Home world: A564464-B Naval Base, Gas Giant
This is already a great deal of information. Perhaps before we go looking for more random tables and rule systems, we should stop and think for a moment to see if we even need them. Much better than a tacky rpg supplement would be to simply read a great deal of Alexander Dumas, P.G. Wodehouse, and Jane Austen and then interpret our existing data through that.
If you need a rule for this, try this one on for size:
We urge you to refrain from writing for rule interpretations or the like unless you are absolutely at a loss, for everything herein is fantastic, and the best way is to decide how you would like it to be, and then make it just that way!
(That is of course from the closing remarks from the third volume of original Dungeons & Dragons.)

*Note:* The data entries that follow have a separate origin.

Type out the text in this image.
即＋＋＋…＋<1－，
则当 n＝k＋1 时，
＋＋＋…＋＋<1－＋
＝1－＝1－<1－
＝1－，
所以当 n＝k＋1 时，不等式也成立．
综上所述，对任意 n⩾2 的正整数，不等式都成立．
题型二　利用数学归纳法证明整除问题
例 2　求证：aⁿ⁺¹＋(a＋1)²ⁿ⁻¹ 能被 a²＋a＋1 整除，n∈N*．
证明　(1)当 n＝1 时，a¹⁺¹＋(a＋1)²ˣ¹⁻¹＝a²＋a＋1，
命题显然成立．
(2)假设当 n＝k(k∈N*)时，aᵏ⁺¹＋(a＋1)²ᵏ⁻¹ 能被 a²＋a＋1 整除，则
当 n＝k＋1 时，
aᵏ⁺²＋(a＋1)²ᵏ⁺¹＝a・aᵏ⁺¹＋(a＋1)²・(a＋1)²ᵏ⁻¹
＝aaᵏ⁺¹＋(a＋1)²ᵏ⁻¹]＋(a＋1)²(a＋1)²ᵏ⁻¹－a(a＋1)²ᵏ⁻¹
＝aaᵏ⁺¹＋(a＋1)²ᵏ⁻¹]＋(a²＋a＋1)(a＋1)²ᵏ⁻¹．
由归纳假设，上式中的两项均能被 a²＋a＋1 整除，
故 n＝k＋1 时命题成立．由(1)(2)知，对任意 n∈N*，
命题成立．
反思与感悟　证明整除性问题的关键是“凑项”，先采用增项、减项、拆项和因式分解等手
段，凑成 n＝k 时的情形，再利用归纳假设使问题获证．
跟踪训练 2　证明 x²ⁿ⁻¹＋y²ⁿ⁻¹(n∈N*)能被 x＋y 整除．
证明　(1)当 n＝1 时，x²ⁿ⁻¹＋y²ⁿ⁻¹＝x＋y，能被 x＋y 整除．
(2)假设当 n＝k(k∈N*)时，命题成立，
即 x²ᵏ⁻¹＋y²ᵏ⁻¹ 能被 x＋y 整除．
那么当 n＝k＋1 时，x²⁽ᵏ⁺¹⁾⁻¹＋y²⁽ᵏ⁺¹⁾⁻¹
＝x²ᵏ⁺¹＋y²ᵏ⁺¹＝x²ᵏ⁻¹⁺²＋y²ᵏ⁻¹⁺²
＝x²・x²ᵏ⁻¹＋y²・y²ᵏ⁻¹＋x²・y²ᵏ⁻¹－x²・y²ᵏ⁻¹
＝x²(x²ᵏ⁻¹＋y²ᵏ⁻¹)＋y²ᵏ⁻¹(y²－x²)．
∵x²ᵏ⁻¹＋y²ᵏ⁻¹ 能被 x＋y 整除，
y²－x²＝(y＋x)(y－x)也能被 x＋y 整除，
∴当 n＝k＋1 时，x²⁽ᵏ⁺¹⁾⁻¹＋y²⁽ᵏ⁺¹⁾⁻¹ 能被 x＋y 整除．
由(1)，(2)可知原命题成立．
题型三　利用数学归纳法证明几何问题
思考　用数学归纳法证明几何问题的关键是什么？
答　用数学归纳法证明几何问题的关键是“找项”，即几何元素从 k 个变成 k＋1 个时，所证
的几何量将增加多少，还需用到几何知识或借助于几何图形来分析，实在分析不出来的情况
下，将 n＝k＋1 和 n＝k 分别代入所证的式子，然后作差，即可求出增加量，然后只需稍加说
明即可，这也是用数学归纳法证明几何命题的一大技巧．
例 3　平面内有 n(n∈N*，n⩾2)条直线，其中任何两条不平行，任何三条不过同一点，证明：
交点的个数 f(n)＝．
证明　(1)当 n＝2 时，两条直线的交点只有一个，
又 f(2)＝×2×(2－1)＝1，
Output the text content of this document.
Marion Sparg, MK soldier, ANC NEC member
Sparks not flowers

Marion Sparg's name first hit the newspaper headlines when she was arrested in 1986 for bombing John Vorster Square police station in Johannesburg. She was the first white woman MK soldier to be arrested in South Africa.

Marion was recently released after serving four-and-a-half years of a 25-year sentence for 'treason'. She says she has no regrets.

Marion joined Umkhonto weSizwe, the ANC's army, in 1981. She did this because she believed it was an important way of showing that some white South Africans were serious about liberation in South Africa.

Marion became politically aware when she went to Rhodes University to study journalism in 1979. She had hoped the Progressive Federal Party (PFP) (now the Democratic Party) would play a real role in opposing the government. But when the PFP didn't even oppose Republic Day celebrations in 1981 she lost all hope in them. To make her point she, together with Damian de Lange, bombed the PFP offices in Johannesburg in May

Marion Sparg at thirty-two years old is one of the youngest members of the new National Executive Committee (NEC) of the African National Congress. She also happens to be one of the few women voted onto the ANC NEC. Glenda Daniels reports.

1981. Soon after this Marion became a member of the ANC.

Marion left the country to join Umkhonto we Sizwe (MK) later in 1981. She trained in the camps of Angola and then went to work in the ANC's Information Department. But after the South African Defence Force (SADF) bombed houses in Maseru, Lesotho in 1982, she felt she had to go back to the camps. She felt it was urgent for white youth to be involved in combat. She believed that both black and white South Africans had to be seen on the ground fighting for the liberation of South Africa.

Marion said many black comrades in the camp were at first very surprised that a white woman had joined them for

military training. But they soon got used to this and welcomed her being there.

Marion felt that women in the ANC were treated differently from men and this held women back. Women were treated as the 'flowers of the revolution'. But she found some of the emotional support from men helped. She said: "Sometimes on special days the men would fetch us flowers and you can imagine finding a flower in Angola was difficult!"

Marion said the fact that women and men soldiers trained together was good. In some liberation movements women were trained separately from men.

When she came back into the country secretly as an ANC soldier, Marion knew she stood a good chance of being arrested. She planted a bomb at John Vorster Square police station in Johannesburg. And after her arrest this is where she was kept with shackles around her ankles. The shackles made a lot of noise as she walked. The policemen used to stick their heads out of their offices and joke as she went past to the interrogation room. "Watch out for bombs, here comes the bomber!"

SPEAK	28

What if something in the game for which there are no rules simply worked the way we imagined it would? This is an extremely useful rpg method and you will note it is in essence the same concept that comes from the old Kriegspiel games from way back when an experienced military officer would interpret rules and create situations that derive from his real life experiences on the battlefield. Here we will follow the same spirit, but use the rules that we do have, the events and material that we have allowed to become “canon” to our campaign, and a range of our favorite literary works to bring a sense of coherency and subreality to what would otherwise be mere data and boring game procedures.
In other words, maybe I could just play the game. Or rather, it may be more accurate to say that this is what playing an rpg really is on its most fundamental level.
And maybe I don’t need to roll up a dame for this guy’s present love interest at all.
Let’s think about this. Her name is Agnete. The couple are both what used to be called middle class. Maybe they are upper middle class. They are two people among the mere thousands that populate their relatively high tech world.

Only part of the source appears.